Mayers becomes the third winner of the women’s 100m after the original champion Sally Pearson of Australia was disqualified for a false start.

Earlier Tuesday, another Nigerian athlete Samuel Okon, a 110m hurdler, who finished sixth in his final, also tested positive for the same banned stimulant.

Mike Fennell, the president of the Commonwealth Games Federation (CGF), said that Okon had waived his right to have a B test.

“On anti-doping, we have now conducted 1,200 tests and again I regret to inform you that we have a second anti-doping violation,” said Fennell at the daily press briefing.

“It is Nigerian 110m hurdler Samuel Okon who tested positive for the same substance (as Oludamola). It’s a stimulant and we have notified the athlete.”

Fennell added that his team had held talks with the Nigerian delegation about the embarrassing results and he was “satisfied they are taking the matter very seriously.”

“They are doing their own investigations,” he added.

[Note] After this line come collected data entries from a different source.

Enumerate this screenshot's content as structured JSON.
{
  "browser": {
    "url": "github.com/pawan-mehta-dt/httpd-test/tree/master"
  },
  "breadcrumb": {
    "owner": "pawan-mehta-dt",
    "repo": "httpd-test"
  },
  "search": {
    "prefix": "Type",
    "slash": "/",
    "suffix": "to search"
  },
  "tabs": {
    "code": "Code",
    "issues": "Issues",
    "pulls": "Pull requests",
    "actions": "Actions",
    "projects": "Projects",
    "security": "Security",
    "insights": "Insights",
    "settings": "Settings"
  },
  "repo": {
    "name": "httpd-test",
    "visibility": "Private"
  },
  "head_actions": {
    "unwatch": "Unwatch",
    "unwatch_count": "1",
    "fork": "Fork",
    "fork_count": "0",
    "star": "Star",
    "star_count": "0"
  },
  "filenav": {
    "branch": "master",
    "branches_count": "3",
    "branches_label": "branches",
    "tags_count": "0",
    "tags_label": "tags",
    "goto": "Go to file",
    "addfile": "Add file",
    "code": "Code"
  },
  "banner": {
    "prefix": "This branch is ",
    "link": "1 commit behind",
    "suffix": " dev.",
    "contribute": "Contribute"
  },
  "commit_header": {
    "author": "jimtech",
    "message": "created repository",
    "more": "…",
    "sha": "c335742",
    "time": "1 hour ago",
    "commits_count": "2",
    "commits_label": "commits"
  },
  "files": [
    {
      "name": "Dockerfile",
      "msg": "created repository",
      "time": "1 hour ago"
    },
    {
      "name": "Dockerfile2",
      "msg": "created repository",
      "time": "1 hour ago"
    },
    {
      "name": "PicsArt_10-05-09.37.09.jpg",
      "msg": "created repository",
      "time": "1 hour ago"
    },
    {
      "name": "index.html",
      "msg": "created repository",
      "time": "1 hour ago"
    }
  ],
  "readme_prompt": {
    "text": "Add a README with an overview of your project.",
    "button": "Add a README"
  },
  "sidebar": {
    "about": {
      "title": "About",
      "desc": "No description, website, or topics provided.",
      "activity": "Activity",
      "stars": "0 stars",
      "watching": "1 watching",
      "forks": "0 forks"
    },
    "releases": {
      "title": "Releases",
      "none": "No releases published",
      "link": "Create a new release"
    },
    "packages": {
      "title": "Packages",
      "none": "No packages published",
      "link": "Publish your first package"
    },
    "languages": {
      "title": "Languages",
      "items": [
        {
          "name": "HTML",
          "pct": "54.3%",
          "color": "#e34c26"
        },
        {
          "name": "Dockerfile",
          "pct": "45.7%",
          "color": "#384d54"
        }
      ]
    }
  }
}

After the Oludamola scandal, Athletics Federation of Nigeria president Solomon Ogba reportedly said she was given prescription medicine to fight a nagging toothache and that was why she failed the test.

The substance involved, methylhexanamine, is a stimulant that was added to the World Anti-Doping Agency’s list of banned drugs in 2009.

It was reclassified earlier this year, meaning it can be used with a therapeutic use exception certificate and was the same substance found in 11 Indian athletes ahead of the Games.